I took to Ed’s (eating disorder) voice so easily,  maybe because I had already been around these statements before. It was all so familiar….

As a ballet dancer, I was told I could always improve my technique, being thinner would get me more parts, work harder, strive, push, shine, succeed! I never heard “that’s good enough”, ” go easy”, “you’ve grown enough for one year.” When you’re not beating yourself up for every mistake, then you’re anticipating the next beating because you know it’s gonna come.

It was as if the thinking was the same as my eating disorder. The same philosophy of sorts, language, even attitude. As a former dancer, I still have the philosophy of doing my best at everything I do because that’s what I do. I’m a dancer, it’s in my blood, can’t unlearn that. And I don’t settle for second best. ( perfectionist much?)

So….how was I to be around dancers, dance and hear all those statements and keep my recovery voice alive, not be triggered and tempted to jump right back into my old thinking? You see….

My recovery voice is the complete opposite of the my dance voice.

Recovery voice says: you are enough just the way you are, you don’t have to change anything about yourself to be accepted. It pushes me into a space of acceptance and wholeness regardless of physical appearance.

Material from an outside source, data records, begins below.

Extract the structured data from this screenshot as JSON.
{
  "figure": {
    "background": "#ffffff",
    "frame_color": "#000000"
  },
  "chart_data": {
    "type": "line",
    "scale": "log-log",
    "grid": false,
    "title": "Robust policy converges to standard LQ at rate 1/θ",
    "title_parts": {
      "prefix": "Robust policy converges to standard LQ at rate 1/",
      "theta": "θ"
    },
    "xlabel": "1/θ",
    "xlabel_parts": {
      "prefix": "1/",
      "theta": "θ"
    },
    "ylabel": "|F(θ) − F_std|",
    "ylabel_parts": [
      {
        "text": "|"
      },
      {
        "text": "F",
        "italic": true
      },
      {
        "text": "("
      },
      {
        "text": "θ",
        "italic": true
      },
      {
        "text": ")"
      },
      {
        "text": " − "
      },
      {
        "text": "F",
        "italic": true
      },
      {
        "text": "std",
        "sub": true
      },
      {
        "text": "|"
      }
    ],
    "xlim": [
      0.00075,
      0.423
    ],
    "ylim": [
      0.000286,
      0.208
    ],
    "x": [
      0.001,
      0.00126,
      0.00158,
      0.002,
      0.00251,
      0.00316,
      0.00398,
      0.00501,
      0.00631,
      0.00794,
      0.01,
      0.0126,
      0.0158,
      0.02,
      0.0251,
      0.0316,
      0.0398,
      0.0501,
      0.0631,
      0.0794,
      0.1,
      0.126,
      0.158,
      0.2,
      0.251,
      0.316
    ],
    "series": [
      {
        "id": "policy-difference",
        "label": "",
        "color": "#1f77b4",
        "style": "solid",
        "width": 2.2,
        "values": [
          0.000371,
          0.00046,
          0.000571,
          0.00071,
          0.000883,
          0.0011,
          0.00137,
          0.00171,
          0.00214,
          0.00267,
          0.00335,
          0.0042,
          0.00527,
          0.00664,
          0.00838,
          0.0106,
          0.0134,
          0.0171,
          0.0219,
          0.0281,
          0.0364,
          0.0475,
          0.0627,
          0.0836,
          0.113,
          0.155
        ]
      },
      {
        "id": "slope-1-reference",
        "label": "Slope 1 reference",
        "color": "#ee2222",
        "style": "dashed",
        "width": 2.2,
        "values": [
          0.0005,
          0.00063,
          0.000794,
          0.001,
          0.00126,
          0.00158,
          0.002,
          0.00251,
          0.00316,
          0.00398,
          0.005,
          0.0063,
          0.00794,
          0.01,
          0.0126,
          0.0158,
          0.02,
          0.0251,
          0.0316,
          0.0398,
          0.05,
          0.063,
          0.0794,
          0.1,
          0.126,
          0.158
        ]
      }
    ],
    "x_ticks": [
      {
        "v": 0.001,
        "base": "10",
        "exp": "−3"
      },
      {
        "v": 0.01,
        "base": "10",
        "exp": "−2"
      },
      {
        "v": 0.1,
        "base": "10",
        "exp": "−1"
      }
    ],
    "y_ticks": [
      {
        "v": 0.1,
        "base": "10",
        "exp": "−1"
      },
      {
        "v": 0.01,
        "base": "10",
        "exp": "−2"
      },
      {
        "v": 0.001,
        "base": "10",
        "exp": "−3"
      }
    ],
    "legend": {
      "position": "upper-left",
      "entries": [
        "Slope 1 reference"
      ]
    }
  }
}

Dance voice says:  (like my Russian ballet teacher who never had anything nice to say) but you could always do more, be better. If the way you look changes you will no longer have value. When you are serious about improvement you are willing to sacrifice for it… what’s a little pain and hunger? Fix it. Do it again. Not that way.

How can I have both?  Just one voice?

Where do they overlap? Is there something that exists between the two opposing ideas? It’s as if the recovery voice is counter cultural to dance voice.

But there has to be a way! It’s not impossible.

Can we create a dance-recovery voice? A voice that embarrasses self-acceptance and always wants to improves. Challenge and comfort? Better and good enough…

Some might say it’s impossible but….if there’s anyone that can do the impossible, it’s a dancer.